Prior published studies investigating acupuncture in IVF has given mixed results; some do show benefit but others show no improvement in the chance of having a baby through IVF. The authors from Chicago performed a well‐designed randomized study using acupuncture in 160 women undergoing IVF. Acupuncture occurred just before and after embryo transfer. This study included both a treated or “true” group (who got the acupuncture therapy performed correctly by traditional Chinese standards) and a “sham group” (who had needles inserted in non‐standard locations on the skin).

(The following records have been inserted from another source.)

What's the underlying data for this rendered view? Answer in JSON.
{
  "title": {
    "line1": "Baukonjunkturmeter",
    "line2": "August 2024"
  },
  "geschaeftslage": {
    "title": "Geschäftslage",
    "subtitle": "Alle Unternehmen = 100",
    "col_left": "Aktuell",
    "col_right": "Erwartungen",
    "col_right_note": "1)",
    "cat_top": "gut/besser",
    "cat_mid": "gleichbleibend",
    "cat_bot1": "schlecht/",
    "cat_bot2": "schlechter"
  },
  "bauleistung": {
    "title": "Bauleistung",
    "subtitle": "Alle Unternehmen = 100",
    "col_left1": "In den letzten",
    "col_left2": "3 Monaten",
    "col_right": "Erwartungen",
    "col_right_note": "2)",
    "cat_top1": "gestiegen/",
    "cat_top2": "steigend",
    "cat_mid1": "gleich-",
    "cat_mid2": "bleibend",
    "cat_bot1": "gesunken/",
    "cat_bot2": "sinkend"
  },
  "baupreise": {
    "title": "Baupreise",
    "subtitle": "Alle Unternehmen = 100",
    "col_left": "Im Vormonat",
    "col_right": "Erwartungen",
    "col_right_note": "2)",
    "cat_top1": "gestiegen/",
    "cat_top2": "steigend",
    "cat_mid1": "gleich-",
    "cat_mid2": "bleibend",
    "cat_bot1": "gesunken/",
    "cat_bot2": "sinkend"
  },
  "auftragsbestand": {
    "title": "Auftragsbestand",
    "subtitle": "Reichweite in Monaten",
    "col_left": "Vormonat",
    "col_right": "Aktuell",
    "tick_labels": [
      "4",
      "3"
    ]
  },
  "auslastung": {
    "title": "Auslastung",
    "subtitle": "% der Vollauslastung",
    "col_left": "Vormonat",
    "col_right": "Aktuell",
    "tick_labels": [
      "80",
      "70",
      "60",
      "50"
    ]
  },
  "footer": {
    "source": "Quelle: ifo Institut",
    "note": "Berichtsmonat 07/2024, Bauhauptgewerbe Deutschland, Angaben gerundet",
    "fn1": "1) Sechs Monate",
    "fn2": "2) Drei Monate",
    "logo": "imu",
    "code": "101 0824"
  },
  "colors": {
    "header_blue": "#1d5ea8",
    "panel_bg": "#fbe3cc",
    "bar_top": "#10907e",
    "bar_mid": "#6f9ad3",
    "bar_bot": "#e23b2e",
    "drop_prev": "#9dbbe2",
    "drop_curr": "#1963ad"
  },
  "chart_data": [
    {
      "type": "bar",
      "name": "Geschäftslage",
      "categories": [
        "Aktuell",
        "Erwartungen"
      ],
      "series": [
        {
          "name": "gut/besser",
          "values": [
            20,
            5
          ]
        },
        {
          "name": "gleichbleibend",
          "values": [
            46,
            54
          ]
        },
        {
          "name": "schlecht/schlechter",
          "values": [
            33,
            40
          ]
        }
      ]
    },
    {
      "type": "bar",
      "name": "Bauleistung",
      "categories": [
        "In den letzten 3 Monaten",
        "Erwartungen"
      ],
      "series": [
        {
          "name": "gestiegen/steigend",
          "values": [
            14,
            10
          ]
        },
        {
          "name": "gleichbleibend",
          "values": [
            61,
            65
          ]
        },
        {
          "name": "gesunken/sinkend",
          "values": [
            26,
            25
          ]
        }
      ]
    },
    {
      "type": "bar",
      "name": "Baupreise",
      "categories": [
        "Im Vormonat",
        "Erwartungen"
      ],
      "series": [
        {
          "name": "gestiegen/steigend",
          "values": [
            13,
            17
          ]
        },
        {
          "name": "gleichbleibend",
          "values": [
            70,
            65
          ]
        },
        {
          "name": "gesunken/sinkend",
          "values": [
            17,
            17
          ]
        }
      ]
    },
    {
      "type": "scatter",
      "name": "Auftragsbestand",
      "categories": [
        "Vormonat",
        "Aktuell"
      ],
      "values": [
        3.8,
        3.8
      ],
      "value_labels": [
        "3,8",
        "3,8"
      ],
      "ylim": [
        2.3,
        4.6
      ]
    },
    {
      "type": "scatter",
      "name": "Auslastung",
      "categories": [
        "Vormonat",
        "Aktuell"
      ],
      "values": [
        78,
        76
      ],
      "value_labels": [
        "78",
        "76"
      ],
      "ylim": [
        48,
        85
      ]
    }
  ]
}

The results showed the clinical pregnancy rate was 45.3% in the true arm and 52.7% in the sham arm, however, the higher pregnancy rate in the sham arm was not statistically higher. There were no serious adverse effects from the treatment.
This study adds to our knowledge regarding the role of acupuncture in IVF patients. Acupuncture remains an alternative or complementary therapy in common use despite the fact that there is no consensus in the medical community over its effectiveness. Given the widely varying clinical study results regarding acupuncture over the last decade, acupuncture remains in the realm of the unknown, not unlike much of modern medical treatment. Given it’s apparent safety, there seems to be little downside, except for the costs and time involved, as long as one accepts that evidence supporting its benefit continues to be weak.